Explanation

Assumptions

Assumptions are not hidden defaults to be ignored. They are part of the explanation and part of the interpretation.

Every explanation stands on assumptions

Any system that compares years, models future pressure, or explains tradeoffs has to assume something about the surrounding conditions. The problem is not that assumptions exist. The problem is when they are left invisible and mistaken for certainty.

A transparent model therefore treats assumptions as first-class inputs to interpretation rather than background noise.

Some assumptions are structural

Structural assumptions include things like filing status, account type, age-based rules, and whether current law is treated as continuing. These assumptions define the framework in which the explanation operates.

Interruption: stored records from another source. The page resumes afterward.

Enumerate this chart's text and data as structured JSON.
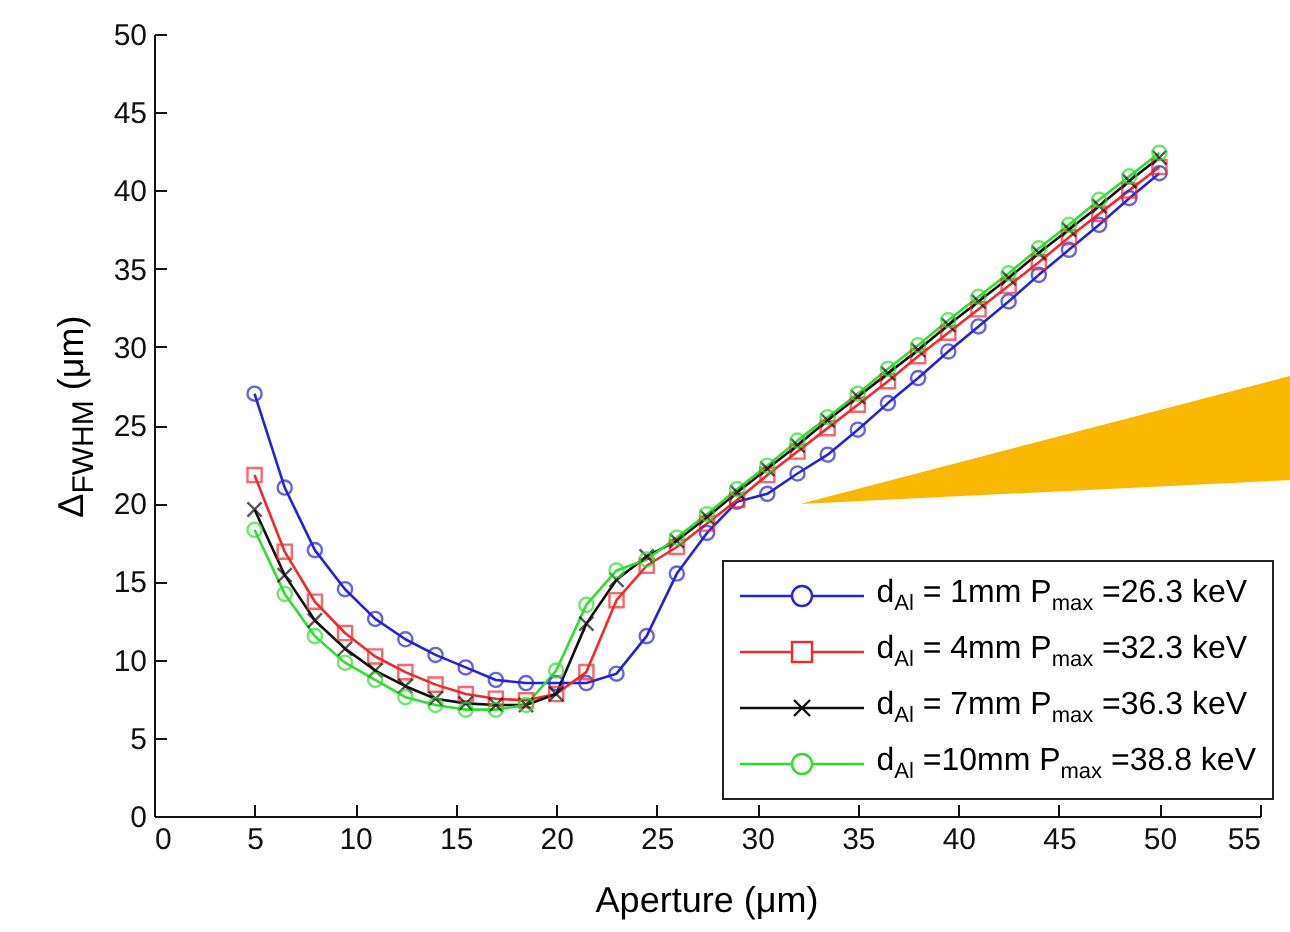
{
  "chart_data": {
    "type": "line",
    "xlabel": "Aperture (μm)",
    "ylabel": "Δ$_{FWHM}$ (μm)",
    "x": [
      5,
      6.5,
      8,
      9.5,
      11,
      12.5,
      14,
      15.5,
      17,
      18.5,
      20,
      21.5,
      23,
      24.5,
      26,
      27.5,
      29,
      30.5,
      32,
      33.5,
      35,
      36.5,
      38,
      39.5,
      41,
      42.5,
      44,
      45.5,
      47,
      48.5,
      50
    ],
    "series": [
      {
        "name": "d$_{Al}$ = 1mm P$_{max}$ =26.3 keV",
        "color": "#2323d8",
        "marker": "circle",
        "values": [
          27.0,
          21.0,
          17.0,
          14.5,
          12.6,
          11.3,
          10.3,
          9.5,
          8.7,
          8.5,
          8.5,
          8.5,
          9.1,
          11.5,
          15.5,
          18.1,
          20.1,
          20.6,
          21.9,
          23.1,
          24.7,
          26.4,
          28.0,
          29.7,
          31.3,
          32.9,
          34.6,
          36.2,
          37.8,
          39.5,
          41.1
        ]
      },
      {
        "name": "d$_{Al}$ = 4mm P$_{max}$ =32.3 keV",
        "color": "#f02a2a",
        "marker": "square",
        "values": [
          21.8,
          16.9,
          13.7,
          11.7,
          10.2,
          9.2,
          8.4,
          7.8,
          7.5,
          7.4,
          7.8,
          9.2,
          13.8,
          16.0,
          17.2,
          18.7,
          20.2,
          21.8,
          23.3,
          24.8,
          26.3,
          27.8,
          29.4,
          30.9,
          32.4,
          33.9,
          35.4,
          37.0,
          38.5,
          40.0,
          41.5
        ]
      },
      {
        "name": "d$_{Al}$ = 7mm P$_{max}$ =36.3 keV",
        "color": "#111111",
        "marker": "cross",
        "values": [
          19.6,
          15.4,
          12.5,
          10.7,
          9.3,
          8.3,
          7.5,
          7.2,
          7.1,
          7.1,
          7.8,
          12.3,
          15.1,
          16.6,
          17.6,
          19.1,
          20.7,
          22.2,
          23.7,
          25.3,
          26.8,
          28.3,
          29.8,
          31.4,
          32.9,
          34.4,
          36.0,
          37.5,
          39.0,
          40.6,
          42.1
        ]
      },
      {
        "name": "d$_{Al}$ =10mm P$_{max}$ =38.8 keV",
        "color": "#2ee02e",
        "marker": "circle",
        "values": [
          18.3,
          14.2,
          11.5,
          9.8,
          8.7,
          7.6,
          7.1,
          6.8,
          6.8,
          7.1,
          9.3,
          13.5,
          15.7,
          16.4,
          17.8,
          19.3,
          20.9,
          22.4,
          24.0,
          25.5,
          27.0,
          28.6,
          30.1,
          31.7,
          33.2,
          34.7,
          36.3,
          37.8,
          39.4,
          40.9,
          42.4
        ]
      }
    ],
    "xlim": [
      0,
      55
    ],
    "xticks": [
      0,
      5,
      10,
      15,
      20,
      25,
      30,
      35,
      40,
      45,
      50,
      55
    ],
    "ylim": [
      0,
      50
    ],
    "yticks": [
      0,
      5,
      10,
      15,
      20,
      25,
      30,
      35,
      40,
      45,
      50
    ],
    "grid": false,
    "legend": "bottom right",
    "line_style": "solid"
  }
}
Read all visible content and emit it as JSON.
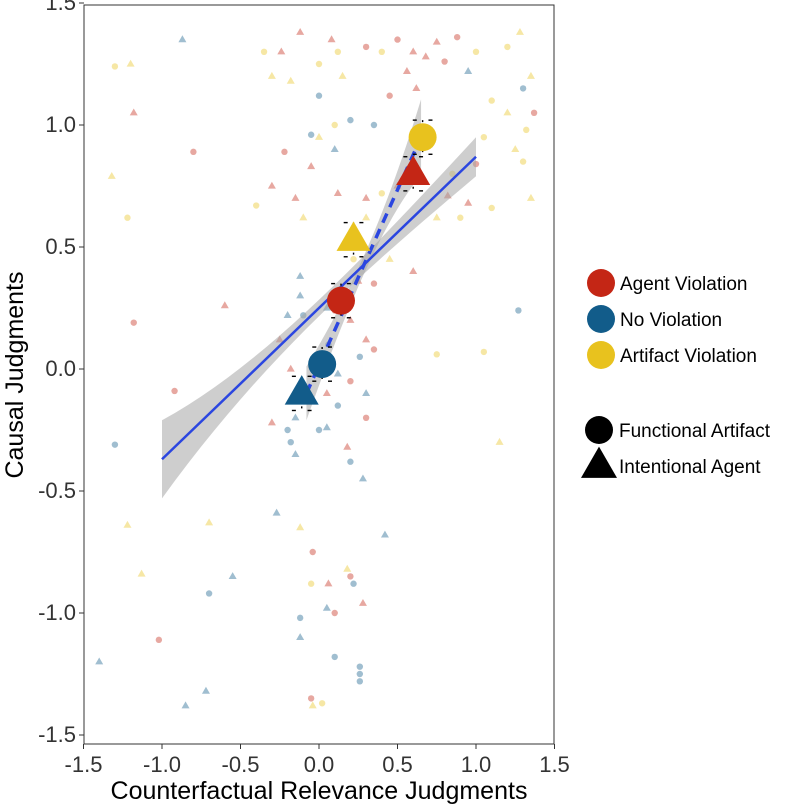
{
  "chart_data": {
    "type": "scatter",
    "xlabel": "Counterfactual Relevance Judgments",
    "ylabel": "Causal Judgments",
    "xlim": [
      -1.5,
      1.5
    ],
    "ylim": [
      -1.5,
      1.5
    ],
    "x_ticks": [
      -1.5,
      -1.0,
      -0.5,
      0.0,
      0.5,
      1.0,
      1.5
    ],
    "x_tick_labels": [
      "-1.5",
      "-1.0",
      "-0.5",
      "0.0",
      "0.5",
      "1.0",
      "1.5"
    ],
    "y_ticks": [
      -1.5,
      -1.0,
      -0.5,
      0.0,
      0.5,
      1.0,
      1.5
    ],
    "y_tick_labels": [
      "-1.5",
      "-1.0",
      "-0.5",
      "0.0",
      "0.5",
      "1.0",
      "1.5"
    ],
    "grid": false,
    "legend_position": "right",
    "colors": {
      "agent_violation": "#c42615",
      "no_violation": "#125c8a",
      "artifact_violation": "#e8c21e",
      "regression_line": "#2b46e0",
      "confidence_band": "#a6a6a6",
      "shape_key": "#000000"
    },
    "legend": {
      "color_entries": [
        {
          "label": "Agent Violation",
          "color_key": "agent_violation"
        },
        {
          "label": "No Violation",
          "color_key": "no_violation"
        },
        {
          "label": "Artifact Violation",
          "color_key": "artifact_violation"
        }
      ],
      "shape_entries": [
        {
          "label": "Functional Artifact",
          "shape": "circle"
        },
        {
          "label": "Intentional Agent",
          "shape": "triangle"
        }
      ]
    },
    "regression_fits": [
      {
        "style": "solid",
        "x": [
          -1.0,
          1.0
        ],
        "y": [
          -0.37,
          0.87
        ],
        "ci_lower": [
          -0.53,
          0.8
        ],
        "ci_upper": [
          -0.21,
          0.96
        ]
      },
      {
        "style": "dashed",
        "x": [
          -0.08,
          0.65
        ],
        "y": [
          -0.1,
          0.95
        ],
        "ci_lower": [
          -0.2,
          0.82
        ],
        "ci_upper": [
          0.02,
          1.13
        ]
      }
    ],
    "summary_points": [
      {
        "group": "agent_violation",
        "shape": "circle",
        "x": 0.14,
        "y": 0.28,
        "xerr": 0.05,
        "yerr": 0.07
      },
      {
        "group": "agent_violation",
        "shape": "triangle",
        "x": 0.6,
        "y": 0.8,
        "xerr": 0.05,
        "yerr": 0.07
      },
      {
        "group": "no_violation",
        "shape": "circle",
        "x": 0.02,
        "y": 0.02,
        "xerr": 0.05,
        "yerr": 0.07
      },
      {
        "group": "no_violation",
        "shape": "triangle",
        "x": -0.11,
        "y": -0.1,
        "xerr": 0.05,
        "yerr": 0.07
      },
      {
        "group": "artifact_violation",
        "shape": "circle",
        "x": 0.66,
        "y": 0.95,
        "xerr": 0.05,
        "yerr": 0.07
      },
      {
        "group": "artifact_violation",
        "shape": "triangle",
        "x": 0.22,
        "y": 0.53,
        "xerr": 0.05,
        "yerr": 0.07
      }
    ],
    "individual_points": [
      {
        "group": "agent_violation",
        "shape": "triangle",
        "x": -0.24,
        "y": 1.3
      },
      {
        "group": "agent_violation",
        "shape": "triangle",
        "x": -0.12,
        "y": 1.38
      },
      {
        "group": "agent_violation",
        "shape": "triangle",
        "x": 0.08,
        "y": 1.35
      },
      {
        "group": "agent_violation",
        "shape": "circle",
        "x": 0.3,
        "y": 1.32
      },
      {
        "group": "agent_violation",
        "shape": "circle",
        "x": 0.5,
        "y": 1.35
      },
      {
        "group": "agent_violation",
        "shape": "triangle",
        "x": 0.6,
        "y": 1.3
      },
      {
        "group": "agent_violation",
        "shape": "triangle",
        "x": 0.75,
        "y": 1.34
      },
      {
        "group": "agent_violation",
        "shape": "circle",
        "x": 0.88,
        "y": 1.36
      },
      {
        "group": "agent_violation",
        "shape": "triangle",
        "x": 0.68,
        "y": 1.28
      },
      {
        "group": "agent_violation",
        "shape": "circle",
        "x": 0.8,
        "y": 1.26
      },
      {
        "group": "agent_violation",
        "shape": "triangle",
        "x": 0.56,
        "y": 1.22
      },
      {
        "group": "agent_violation",
        "shape": "triangle",
        "x": 0.62,
        "y": 1.15
      },
      {
        "group": "agent_violation",
        "shape": "circle",
        "x": 0.45,
        "y": 1.12
      },
      {
        "group": "agent_violation",
        "shape": "triangle",
        "x": -1.18,
        "y": 1.05
      },
      {
        "group": "agent_violation",
        "shape": "circle",
        "x": -0.8,
        "y": 0.89
      },
      {
        "group": "agent_violation",
        "shape": "circle",
        "x": -0.22,
        "y": 0.89
      },
      {
        "group": "agent_violation",
        "shape": "triangle",
        "x": -0.05,
        "y": 0.83
      },
      {
        "group": "agent_violation",
        "shape": "triangle",
        "x": -0.3,
        "y": 0.75
      },
      {
        "group": "agent_violation",
        "shape": "triangle",
        "x": 0.12,
        "y": 0.72
      },
      {
        "group": "agent_violation",
        "shape": "triangle",
        "x": 0.3,
        "y": 0.7
      },
      {
        "group": "agent_violation",
        "shape": "triangle",
        "x": -0.15,
        "y": 0.7
      },
      {
        "group": "agent_violation",
        "shape": "triangle",
        "x": 0.5,
        "y": 0.75
      },
      {
        "group": "agent_violation",
        "shape": "triangle",
        "x": 0.82,
        "y": 0.71
      },
      {
        "group": "agent_violation",
        "shape": "triangle",
        "x": 0.95,
        "y": 0.68
      },
      {
        "group": "agent_violation",
        "shape": "circle",
        "x": 1.37,
        "y": 1.05
      },
      {
        "group": "agent_violation",
        "shape": "circle",
        "x": 1.0,
        "y": 0.84
      },
      {
        "group": "agent_violation",
        "shape": "circle",
        "x": -1.18,
        "y": 0.19
      },
      {
        "group": "agent_violation",
        "shape": "triangle",
        "x": -0.6,
        "y": 0.26
      },
      {
        "group": "agent_violation",
        "shape": "triangle",
        "x": -0.25,
        "y": 0.12
      },
      {
        "group": "agent_violation",
        "shape": "triangle",
        "x": -0.18,
        "y": 0.0
      },
      {
        "group": "agent_violation",
        "shape": "triangle",
        "x": -0.3,
        "y": -0.22
      },
      {
        "group": "agent_violation",
        "shape": "triangle",
        "x": 0.2,
        "y": 0.2
      },
      {
        "group": "agent_violation",
        "shape": "circle",
        "x": 0.35,
        "y": 0.35
      },
      {
        "group": "agent_violation",
        "shape": "triangle",
        "x": 0.25,
        "y": 0.36
      },
      {
        "group": "agent_violation",
        "shape": "circle",
        "x": 0.1,
        "y": 0.24
      },
      {
        "group": "agent_violation",
        "shape": "triangle",
        "x": 0.3,
        "y": 0.12
      },
      {
        "group": "agent_violation",
        "shape": "circle",
        "x": 0.35,
        "y": 0.08
      },
      {
        "group": "agent_violation",
        "shape": "circle",
        "x": 0.2,
        "y": -0.05
      },
      {
        "group": "agent_violation",
        "shape": "triangle",
        "x": 0.05,
        "y": -0.1
      },
      {
        "group": "agent_violation",
        "shape": "circle",
        "x": 0.3,
        "y": -0.2
      },
      {
        "group": "agent_violation",
        "shape": "triangle",
        "x": 0.18,
        "y": -0.32
      },
      {
        "group": "agent_violation",
        "shape": "triangle",
        "x": 0.6,
        "y": 0.4
      },
      {
        "group": "agent_violation",
        "shape": "circle",
        "x": -0.04,
        "y": -0.75
      },
      {
        "group": "agent_violation",
        "shape": "triangle",
        "x": 0.06,
        "y": -0.88
      },
      {
        "group": "agent_violation",
        "shape": "triangle",
        "x": 0.28,
        "y": -0.96
      },
      {
        "group": "agent_violation",
        "shape": "circle",
        "x": 0.1,
        "y": -1.0
      },
      {
        "group": "agent_violation",
        "shape": "circle",
        "x": 0.2,
        "y": -0.85
      },
      {
        "group": "agent_violation",
        "shape": "circle",
        "x": -1.02,
        "y": -1.11
      },
      {
        "group": "agent_violation",
        "shape": "circle",
        "x": -0.05,
        "y": -1.35
      },
      {
        "group": "agent_violation",
        "shape": "circle",
        "x": -0.92,
        "y": -0.09
      },
      {
        "group": "no_violation",
        "shape": "triangle",
        "x": -0.87,
        "y": 1.35
      },
      {
        "group": "no_violation",
        "shape": "circle",
        "x": 0.0,
        "y": 1.12
      },
      {
        "group": "no_violation",
        "shape": "circle",
        "x": 0.2,
        "y": 1.02
      },
      {
        "group": "no_violation",
        "shape": "circle",
        "x": 0.35,
        "y": 1.0
      },
      {
        "group": "no_violation",
        "shape": "triangle",
        "x": 0.1,
        "y": 0.9
      },
      {
        "group": "no_violation",
        "shape": "circle",
        "x": -0.05,
        "y": 0.96
      },
      {
        "group": "no_violation",
        "shape": "triangle",
        "x": 0.95,
        "y": 1.22
      },
      {
        "group": "no_violation",
        "shape": "circle",
        "x": 1.3,
        "y": 1.15
      },
      {
        "group": "no_violation",
        "shape": "circle",
        "x": 1.27,
        "y": 0.24
      },
      {
        "group": "no_violation",
        "shape": "triangle",
        "x": -0.12,
        "y": 0.38
      },
      {
        "group": "no_violation",
        "shape": "triangle",
        "x": -0.12,
        "y": 0.3
      },
      {
        "group": "no_violation",
        "shape": "circle",
        "x": -0.1,
        "y": 0.22
      },
      {
        "group": "no_violation",
        "shape": "triangle",
        "x": 0.05,
        "y": 0.25
      },
      {
        "group": "no_violation",
        "shape": "triangle",
        "x": -0.2,
        "y": 0.22
      },
      {
        "group": "no_violation",
        "shape": "circle",
        "x": 0.06,
        "y": 0.1
      },
      {
        "group": "no_violation",
        "shape": "triangle",
        "x": 0.12,
        "y": -0.02
      },
      {
        "group": "no_violation",
        "shape": "circle",
        "x": -0.05,
        "y": -0.12
      },
      {
        "group": "no_violation",
        "shape": "triangle",
        "x": -0.15,
        "y": -0.2
      },
      {
        "group": "no_violation",
        "shape": "circle",
        "x": -0.2,
        "y": -0.25
      },
      {
        "group": "no_violation",
        "shape": "circle",
        "x": -0.18,
        "y": -0.3
      },
      {
        "group": "no_violation",
        "shape": "circle",
        "x": 0.0,
        "y": -0.25
      },
      {
        "group": "no_violation",
        "shape": "triangle",
        "x": 0.05,
        "y": -0.24
      },
      {
        "group": "no_violation",
        "shape": "circle",
        "x": 0.12,
        "y": -0.15
      },
      {
        "group": "no_violation",
        "shape": "circle",
        "x": 0.2,
        "y": -0.38
      },
      {
        "group": "no_violation",
        "shape": "triangle",
        "x": -0.15,
        "y": -0.35
      },
      {
        "group": "no_violation",
        "shape": "circle",
        "x": 0.26,
        "y": 0.05
      },
      {
        "group": "no_violation",
        "shape": "triangle",
        "x": 0.3,
        "y": -0.1
      },
      {
        "group": "no_violation",
        "shape": "triangle",
        "x": 0.28,
        "y": -0.45
      },
      {
        "group": "no_violation",
        "shape": "circle",
        "x": -1.3,
        "y": -0.31
      },
      {
        "group": "no_violation",
        "shape": "triangle",
        "x": -0.27,
        "y": -0.59
      },
      {
        "group": "no_violation",
        "shape": "triangle",
        "x": 0.42,
        "y": -0.68
      },
      {
        "group": "no_violation",
        "shape": "triangle",
        "x": -0.55,
        "y": -0.85
      },
      {
        "group": "no_violation",
        "shape": "circle",
        "x": 0.22,
        "y": -0.88
      },
      {
        "group": "no_violation",
        "shape": "circle",
        "x": -0.7,
        "y": -0.92
      },
      {
        "group": "no_violation",
        "shape": "triangle",
        "x": 0.05,
        "y": -0.98
      },
      {
        "group": "no_violation",
        "shape": "circle",
        "x": -0.12,
        "y": -1.02
      },
      {
        "group": "no_violation",
        "shape": "triangle",
        "x": -0.12,
        "y": -1.1
      },
      {
        "group": "no_violation",
        "shape": "circle",
        "x": 0.1,
        "y": -1.18
      },
      {
        "group": "no_violation",
        "shape": "circle",
        "x": 0.26,
        "y": -1.22
      },
      {
        "group": "no_violation",
        "shape": "circle",
        "x": 0.26,
        "y": -1.25
      },
      {
        "group": "no_violation",
        "shape": "triangle",
        "x": -1.4,
        "y": -1.2
      },
      {
        "group": "no_violation",
        "shape": "triangle",
        "x": -0.72,
        "y": -1.32
      },
      {
        "group": "no_violation",
        "shape": "triangle",
        "x": -0.85,
        "y": -1.38
      },
      {
        "group": "no_violation",
        "shape": "circle",
        "x": 0.26,
        "y": -1.28
      },
      {
        "group": "artifact_violation",
        "shape": "circle",
        "x": -1.3,
        "y": 1.24
      },
      {
        "group": "artifact_violation",
        "shape": "triangle",
        "x": -1.2,
        "y": 1.25
      },
      {
        "group": "artifact_violation",
        "shape": "circle",
        "x": -0.35,
        "y": 1.3
      },
      {
        "group": "artifact_violation",
        "shape": "triangle",
        "x": -0.3,
        "y": 1.2
      },
      {
        "group": "artifact_violation",
        "shape": "triangle",
        "x": -0.18,
        "y": 1.18
      },
      {
        "group": "artifact_violation",
        "shape": "circle",
        "x": 0.0,
        "y": 1.25
      },
      {
        "group": "artifact_violation",
        "shape": "circle",
        "x": 0.12,
        "y": 1.3
      },
      {
        "group": "artifact_violation",
        "shape": "triangle",
        "x": 0.15,
        "y": 1.2
      },
      {
        "group": "artifact_violation",
        "shape": "circle",
        "x": 0.4,
        "y": 1.3
      },
      {
        "group": "artifact_violation",
        "shape": "circle",
        "x": 1.0,
        "y": 1.3
      },
      {
        "group": "artifact_violation",
        "shape": "circle",
        "x": 1.2,
        "y": 1.32
      },
      {
        "group": "artifact_violation",
        "shape": "triangle",
        "x": 1.28,
        "y": 1.38
      },
      {
        "group": "artifact_violation",
        "shape": "triangle",
        "x": 1.35,
        "y": 1.2
      },
      {
        "group": "artifact_violation",
        "shape": "circle",
        "x": 1.1,
        "y": 1.1
      },
      {
        "group": "artifact_violation",
        "shape": "triangle",
        "x": 1.2,
        "y": 1.05
      },
      {
        "group": "artifact_violation",
        "shape": "circle",
        "x": 1.32,
        "y": 0.98
      },
      {
        "group": "artifact_violation",
        "shape": "circle",
        "x": 1.05,
        "y": 0.95
      },
      {
        "group": "artifact_violation",
        "shape": "triangle",
        "x": 1.25,
        "y": 0.9
      },
      {
        "group": "artifact_violation",
        "shape": "circle",
        "x": 1.3,
        "y": 0.85
      },
      {
        "group": "artifact_violation",
        "shape": "triangle",
        "x": 1.35,
        "y": 0.7
      },
      {
        "group": "artifact_violation",
        "shape": "circle",
        "x": 0.85,
        "y": 0.8
      },
      {
        "group": "artifact_violation",
        "shape": "circle",
        "x": 0.9,
        "y": 0.62
      },
      {
        "group": "artifact_violation",
        "shape": "circle",
        "x": 1.1,
        "y": 0.66
      },
      {
        "group": "artifact_violation",
        "shape": "triangle",
        "x": 0.75,
        "y": 0.62
      },
      {
        "group": "artifact_violation",
        "shape": "circle",
        "x": 0.1,
        "y": 1.0
      },
      {
        "group": "artifact_violation",
        "shape": "triangle",
        "x": 0.0,
        "y": 0.95
      },
      {
        "group": "artifact_violation",
        "shape": "circle",
        "x": -0.4,
        "y": 0.67
      },
      {
        "group": "artifact_violation",
        "shape": "triangle",
        "x": -0.1,
        "y": 0.62
      },
      {
        "group": "artifact_violation",
        "shape": "triangle",
        "x": 0.3,
        "y": 0.62
      },
      {
        "group": "artifact_violation",
        "shape": "circle",
        "x": 0.4,
        "y": 0.72
      },
      {
        "group": "artifact_violation",
        "shape": "triangle",
        "x": -1.32,
        "y": 0.79
      },
      {
        "group": "artifact_violation",
        "shape": "circle",
        "x": -1.22,
        "y": 0.62
      },
      {
        "group": "artifact_violation",
        "shape": "triangle",
        "x": 0.45,
        "y": 0.45
      },
      {
        "group": "artifact_violation",
        "shape": "circle",
        "x": 0.22,
        "y": 0.45
      },
      {
        "group": "artifact_violation",
        "shape": "circle",
        "x": 0.75,
        "y": 0.06
      },
      {
        "group": "artifact_violation",
        "shape": "circle",
        "x": 1.05,
        "y": 0.07
      },
      {
        "group": "artifact_violation",
        "shape": "triangle",
        "x": 1.15,
        "y": -0.3
      },
      {
        "group": "artifact_violation",
        "shape": "triangle",
        "x": -1.22,
        "y": -0.64
      },
      {
        "group": "artifact_violation",
        "shape": "triangle",
        "x": -0.7,
        "y": -0.63
      },
      {
        "group": "artifact_violation",
        "shape": "triangle",
        "x": -0.12,
        "y": -0.65
      },
      {
        "group": "artifact_violation",
        "shape": "triangle",
        "x": -1.13,
        "y": -0.84
      },
      {
        "group": "artifact_violation",
        "shape": "triangle",
        "x": 0.18,
        "y": -0.82
      },
      {
        "group": "artifact_violation",
        "shape": "circle",
        "x": -0.05,
        "y": -0.88
      },
      {
        "group": "artifact_violation",
        "shape": "circle",
        "x": 0.02,
        "y": -1.37
      },
      {
        "group": "artifact_violation",
        "shape": "triangle",
        "x": -0.04,
        "y": -1.38
      }
    ]
  }
}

If one of those assumptions changes, the explanation may change in kind, not only in degree.

Some assumptions are illustrative

Illustrative assumptions are often used for scenario comparisons: estimated future growth, timing of withdrawals, or the order in which events are modeled. These assumptions are not claims about what will definitely happen. They are tools for making tradeoffs visible.

That distinction matters because people often over-read projections. The explanation becomes more useful when the user sees which parts are rule-driven and which parts are scenario-dependent.

Why assumptions should stay visible

When assumptions are visible, disagreement becomes productive. You can ask whether the structure is wrong or whether a specific assumption should change. Without that visibility, all disagreement collapses into whether the output feels believable.

Good explanatory systems are designed so the user can interrogate the assumptions rather than merely absorb the conclusion.